Clearly, the tissues may be ischaemic if there is peripheral arteriolar constriction - as would occur in all but the late stages of shock. But then the problem is not the tachycardia, it is the peripheral constriction, presumably in combination with something that limits cardiac output on the filling side such as low central venous pressure or input valve stenosis (which obviously would not occur intermittently except in the rare case of atrial myxoma).

Which seems to bring us back to the idea that the tachycardia is probably a reaction to low central venous pressure on standing. Which would tend to put the problem not with vasomotor receptors (unless in the great veins) but more with volume control in the kidney.
 

Marco

Grrrrrrr!
Messages
2,386
Location
Near Cognac, France
Dr Light then tied all of that into his previous work showing altered expression of the adrenergic alpha 2A receptor in ME patients following exertion, compared to controls. And from there he went into some newer placebo-controlled research regarding Lyrica in ME/CFS + FM and pure FM patients versus controls.

Basically about half of the FM patients on placebo, with or without CFS, had expression of about 6 genes before and after exertion (several time points) which was radically different to healthy controls.
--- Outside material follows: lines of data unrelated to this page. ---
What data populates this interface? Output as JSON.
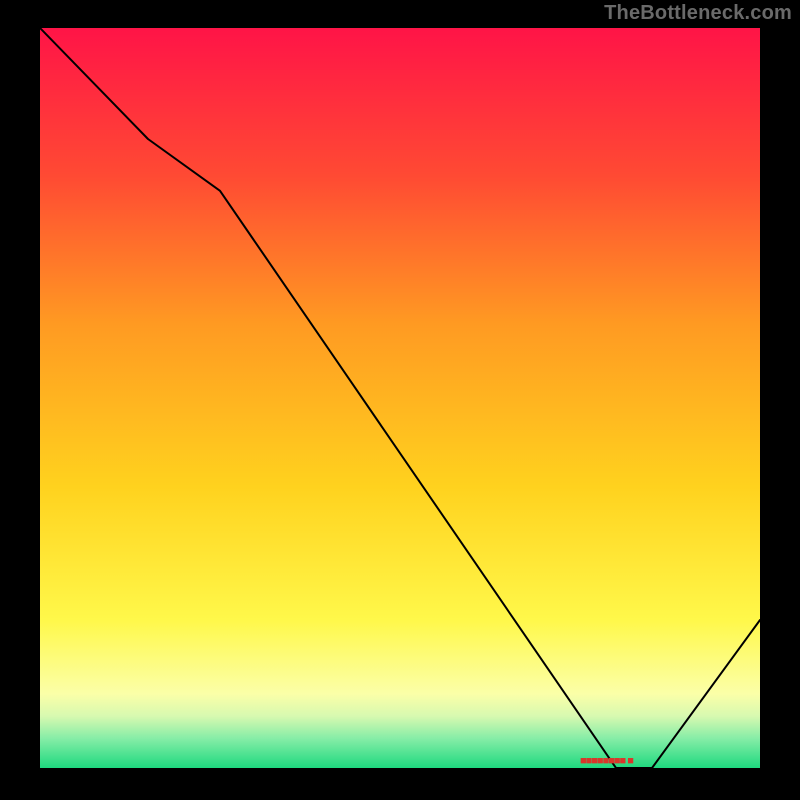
{
  "attribution": "TheBottleneck.com",
  "chart_data": {
    "type": "line",
    "title": "",
    "xlabel": "",
    "ylabel": "",
    "x": [
      0,
      15,
      25,
      80,
      85,
      100
    ],
    "values": [
      100,
      85,
      78,
      0,
      0,
      20
    ],
    "xlim": [
      0,
      100
    ],
    "ylim": [
      0,
      100
    ],
    "min_region": {
      "x_start": 75,
      "x_end": 90,
      "y": 0,
      "label": "■■■■■■■■ ■"
    },
    "background": {
      "type": "vertical-gradient",
      "stops": [
        {
          "pct": 0,
          "color": "#ff1447"
        },
        {
          "pct": 20,
          "color": "#ff4a33"
        },
        {
          "pct": 40,
          "color": "#ff9a22"
        },
        {
          "pct": 62,
          "color": "#ffd21e"
        },
        {
          "pct": 80,
          "color": "#fff84a"
        },
        {
          "pct": 90,
          "color": "#fbffa8"
        },
        {
          "pct": 93,
          "color": "#d7f9b0"
        },
        {
          "pct": 96,
          "color": "#86eda7"
        },
        {
          "pct": 100,
          "color": "#1ed97f"
        }
      ]
    }
  }
}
In those patients, Lyrica then largely (but not completely) normalized gene expression. In the other half when on placebo, they started with gene expression closer to the healthy controls, and Lyrica made things quite a bit worse.
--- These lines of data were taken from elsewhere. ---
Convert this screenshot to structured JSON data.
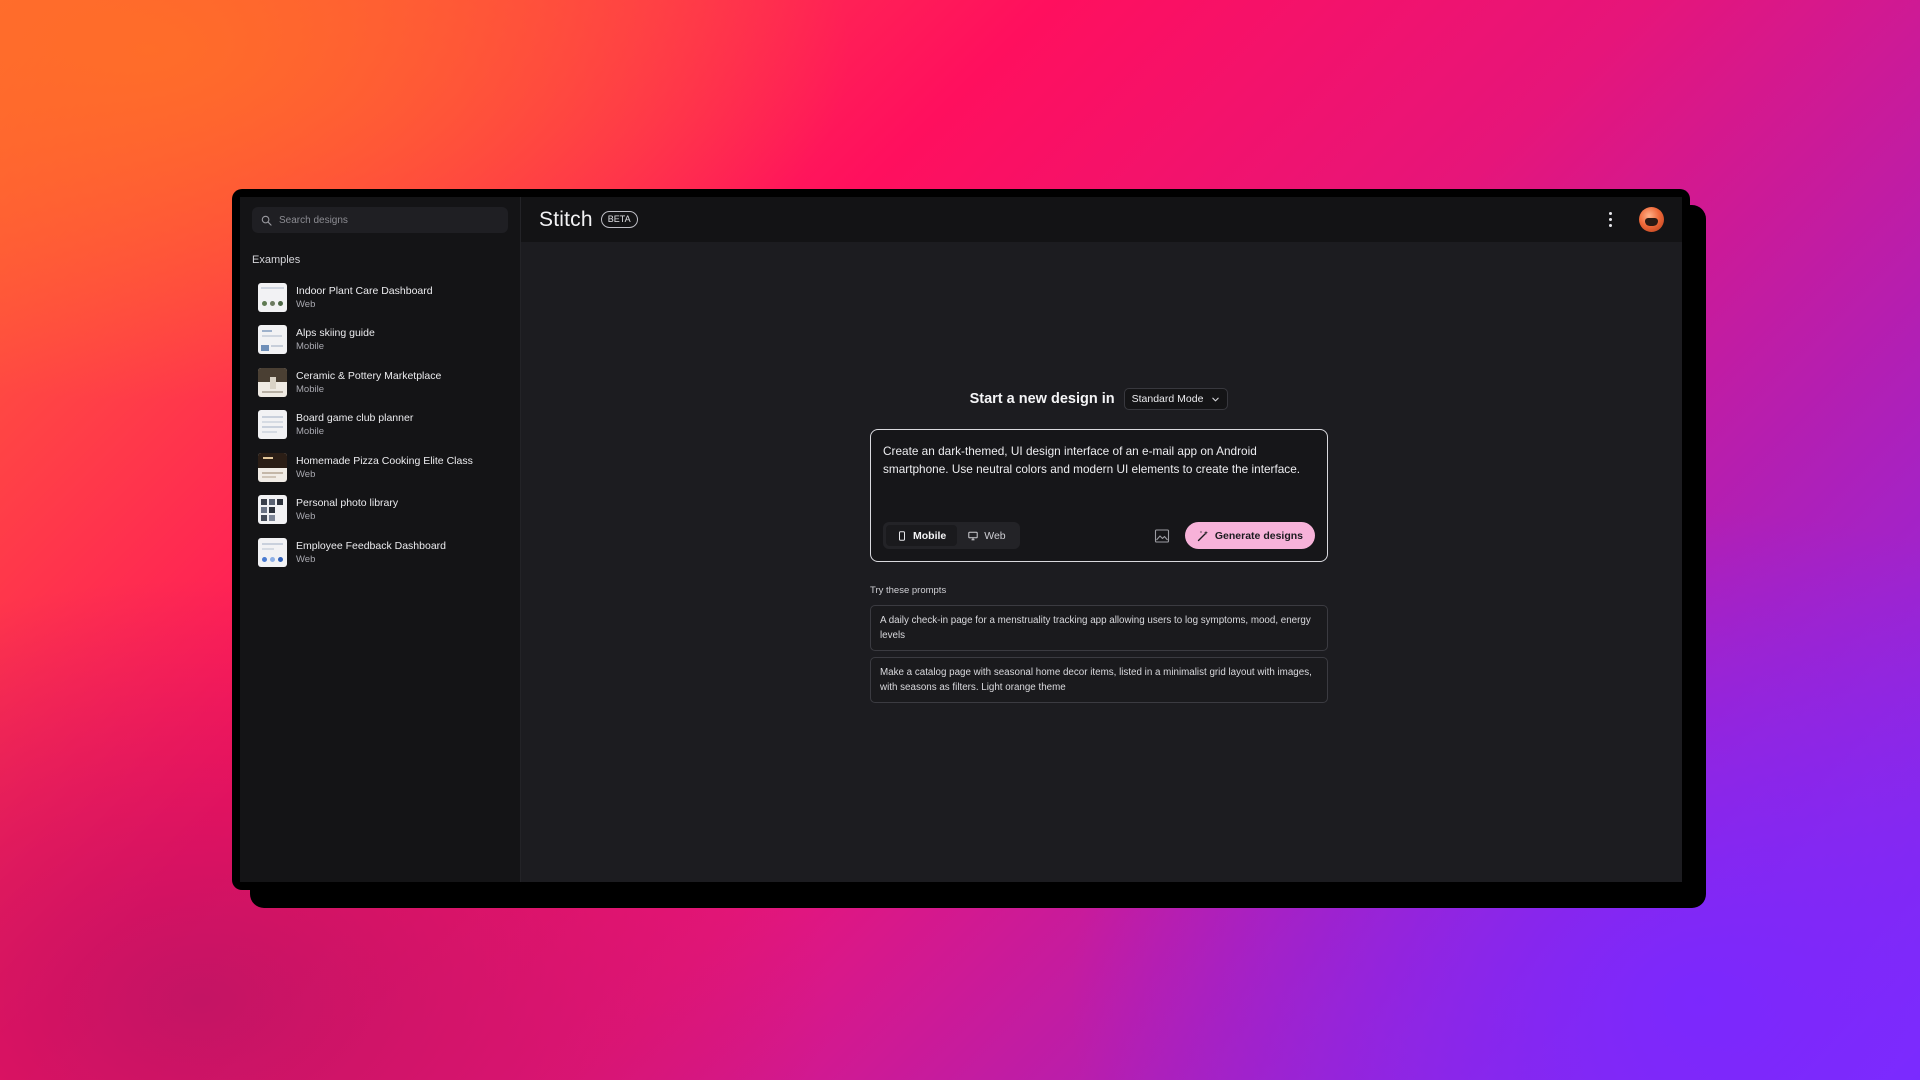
{
  "sidebar": {
    "search_placeholder": "Search designs",
    "section_title": "Examples",
    "items": [
      {
        "title": "Indoor Plant Care Dashboard",
        "type": "Web"
      },
      {
        "title": "Alps skiing guide",
        "type": "Mobile"
      },
      {
        "title": "Ceramic & Pottery Marketplace",
        "type": "Mobile"
      },
      {
        "title": "Board game club planner",
        "type": "Mobile"
      },
      {
        "title": "Homemade Pizza Cooking Elite Class",
        "type": "Web"
      },
      {
        "title": "Personal photo library",
        "type": "Web"
      },
      {
        "title": "Employee Feedback Dashboard",
        "type": "Web"
      }
    ]
  },
  "header": {
    "brand": "Stitch",
    "badge": "BETA",
    "icons": [
      "more-vertical-icon",
      "avatar"
    ]
  },
  "main": {
    "heading": "Start a new design in",
    "mode": "Standard Mode",
    "prompt": "Create an dark-themed, UI design interface of an e-mail app on Android smartphone. Use neutral colors and modern UI elements to create the interface.",
    "platforms": [
      {
        "label": "Mobile",
        "active": true
      },
      {
        "label": "Web",
        "active": false
      }
    ],
    "generate_label": "Generate designs",
    "try_title": "Try these prompts",
    "suggestions": [
      "A daily check-in page for a menstruality tracking app allowing users to log symptoms, mood, energy levels",
      "Make a catalog page with seasonal home decor items, listed in a minimalist grid layout with images, with seasons as filters. Light orange theme"
    ]
  },
  "colors": {
    "accent": "#f7b2d9",
    "app_bg": "#1c1c20",
    "sidebar_bg": "#141416"
  }
}
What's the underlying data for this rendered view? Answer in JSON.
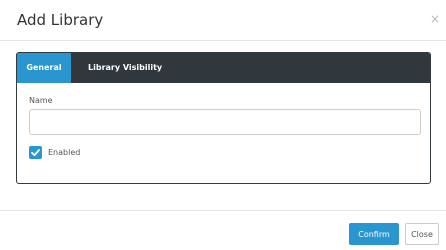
{
  "dialog": {
    "title": "Add Library",
    "close_glyph": "×"
  },
  "tabs": [
    {
      "label": "General",
      "active": true
    },
    {
      "label": "Library Visibility",
      "active": false
    }
  ],
  "form": {
    "name_label": "Name",
    "name_value": "",
    "name_placeholder": "",
    "enabled_label": "Enabled",
    "enabled_checked": true
  },
  "footer": {
    "confirm_label": "Confirm",
    "close_label": "Close"
  },
  "colors": {
    "accent": "#2a96cf",
    "tab_bar": "#30373d"
  },
  "icons": {
    "close": "close-icon",
    "check": "checkmark-icon"
  }
}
So they potentially identified responders and non-responders to Lyrica, and their report of improved or worsened symptoms on Lyrica corresponded with their gene expression when on Lyrica. So basically if Lyrica made them feel awful, it was because Lyrica was altering things in a pretty unhelpful manner.

Just picking up on this, and it may be in no way significant, but these findings remind me of the large Japanese sensory gating study that found two distinct CFS subgroups - one over-responsive to stimuli and the other under-responsive.
 
Messages
15,786
Now I am even more unclear what is supposed to be going on. Light is suggesting that the tachycardia causes poor tissue perfusion because the heart beats too fast to be efficient. You are suggesting that the tachycardia increases perfusion and oxygenation. I get the impression that everyone is agreeing that at least Light has got this wrong in terms of blaming poor perfusion on tachycardia.
He was talking about POTS, which should be tachycardia which isn't being triggered by a different blood pressure issue. But POTS is usually just found in a minority of ME patients, whereas most will have something a bit more subtle, such as Neurally Mediated Hypotension (NMH). I have something which probably fits under NMH, and my tachycardia is purely reactive and probably helpful in compensating for my narrow pulse pressure.
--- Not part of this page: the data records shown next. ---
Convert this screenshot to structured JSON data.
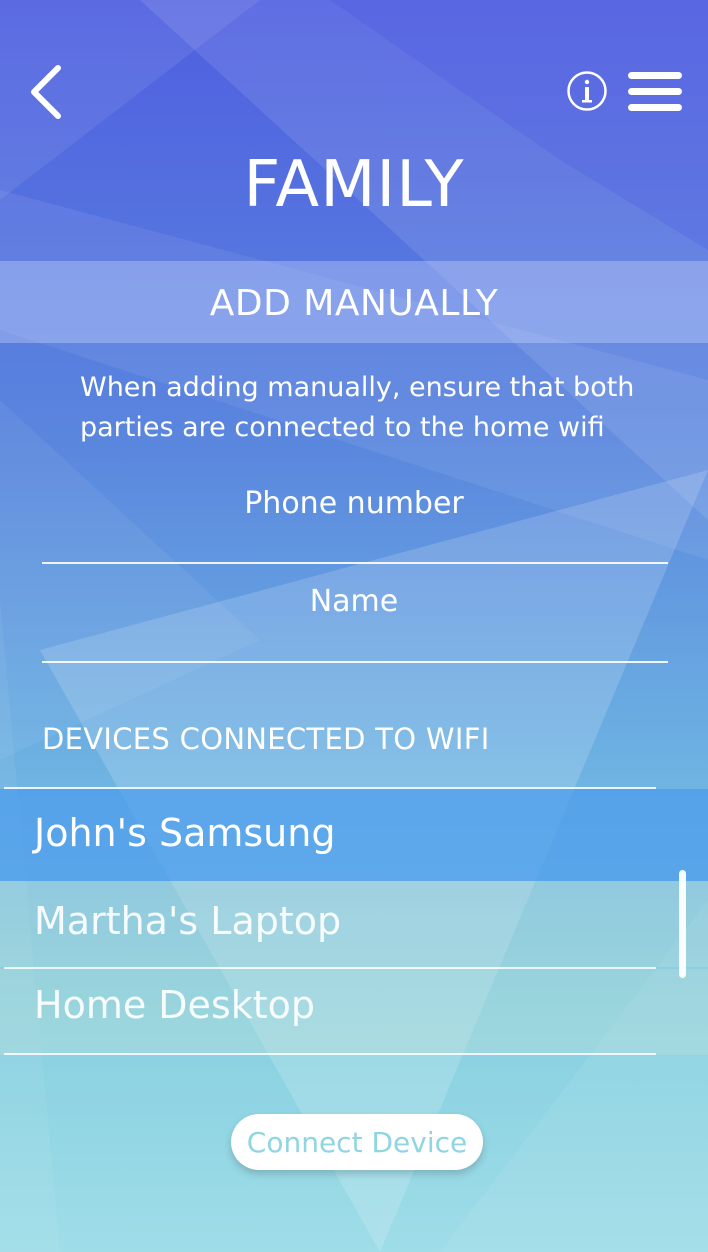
{
  "header": {
    "back_icon": "chevron-left-icon",
    "info_icon": "info-icon",
    "menu_icon": "hamburger-menu-icon",
    "title": "FAMILY"
  },
  "section": {
    "title": "ADD MANUALLY",
    "instructions_line1": "When adding manually, ensure that both",
    "instructions_line2": "parties are connected to the home wifi"
  },
  "form": {
    "phone_label": "Phone number",
    "name_label": "Name"
  },
  "devices": {
    "header": "DEVICES CONNECTED TO WIFI",
    "items": [
      {
        "label": "John's Samsung",
        "selected": true
      },
      {
        "label": "Martha's Laptop",
        "selected": false
      },
      {
        "label": "Home Desktop",
        "selected": false
      }
    ]
  },
  "actions": {
    "connect_label": "Connect Device"
  },
  "colors": {
    "gradient_top": "#4f5ee0",
    "gradient_bottom": "#9fdde8",
    "selected_row": "#4e9cec",
    "button_text": "#8fd5e2"
  }
}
But other ME patients have tachycardia despite normal or high blood pressure and/or pulse pressure. So his bit about POTS seemed to be suggesting an explanation for why tachycardia feels so awful and/or similar to low blood pressure or low pulse pressure, even when pulse pressure and blood pressure are not low.
 

Sidereal

Senior Member
Messages
4,856
I have been tracking my heart rate(HR) and blood pressure(BP) morning and night, supine and standing for a few months now. I noticed that when I had migraines and took ibuprofen, HR and BP normalised (no or less tachycardia upon standing, no low pulse pressure, shock index (systolic/HR) of less than 1). So I took ibuprofen when not having a migraine and the same improvement occurred.

I have now been on mobic (another NSAID) for nearly a week and it seems to have the same effect. i.e. normalising HR and BP.

So, in my case I think controlling inflammation may reduce the orthostatic intolerance (and possibly other symptoms).

How are your other ME symptoms while your HR and BP are normal?